Shaykha Mubarak al-Nakhi (شيخة مبارك الناخي; born 1952) is a writer in the United Arab Emirates, the first Emirati woman to publish a short story. In addition to a pioneer of the short story in the UAE, she is considered one of the country's best-known women writers.

Nakhi was born in 1952 in Sharjah, a city in the United Arab Emirates. She studied humanities at the United Arab Emirates University, graduating with a bachelor's degree in 1985, and later earned a degree in education in 1997. She has worked as an educator since 1971, including as principal of a girls' school.
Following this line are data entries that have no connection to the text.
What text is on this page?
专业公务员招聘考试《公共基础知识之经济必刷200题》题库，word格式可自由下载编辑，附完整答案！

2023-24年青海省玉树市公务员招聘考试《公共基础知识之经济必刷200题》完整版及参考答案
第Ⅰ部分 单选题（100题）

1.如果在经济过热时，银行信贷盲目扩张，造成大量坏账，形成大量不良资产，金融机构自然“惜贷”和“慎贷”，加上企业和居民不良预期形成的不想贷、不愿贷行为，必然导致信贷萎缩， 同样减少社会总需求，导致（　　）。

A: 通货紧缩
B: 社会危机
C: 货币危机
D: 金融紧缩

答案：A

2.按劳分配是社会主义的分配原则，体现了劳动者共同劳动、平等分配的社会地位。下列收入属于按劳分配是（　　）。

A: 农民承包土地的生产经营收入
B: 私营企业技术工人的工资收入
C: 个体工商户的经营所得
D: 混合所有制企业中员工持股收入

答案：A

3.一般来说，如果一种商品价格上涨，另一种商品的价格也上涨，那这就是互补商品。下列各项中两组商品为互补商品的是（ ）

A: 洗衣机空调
In 1970, Nakhi became the first Emirati woman to publish a short story when her story "Al-Rahil" ("The Departure") appeared in a Dubai magazine. "Al-Rahil" went on to win a short story prize from the country's Ministry of Youth. She published a short story collection of the same name in 1992. This was followed by the collections "The North Wind" in 1997 and "Playing the Strings of Joy" in 2007, which dealt with issues affecting Emirati women. She also wrote a novel, Qisat Al Raheel ("Story of Departure"). Her work has been published in French translation, and in 2009, her story "Threads of Delusion" was published in English translation in the collection In a Fertile Desert.

In 1990, she helped found an organization for Emirati women authors, and she worked to produce its magazine Voice of Women, sometimes described as the first women's magazine in the UAE. She is also a founding member of the Emirates Writers Union and participates in literary festivals in the country.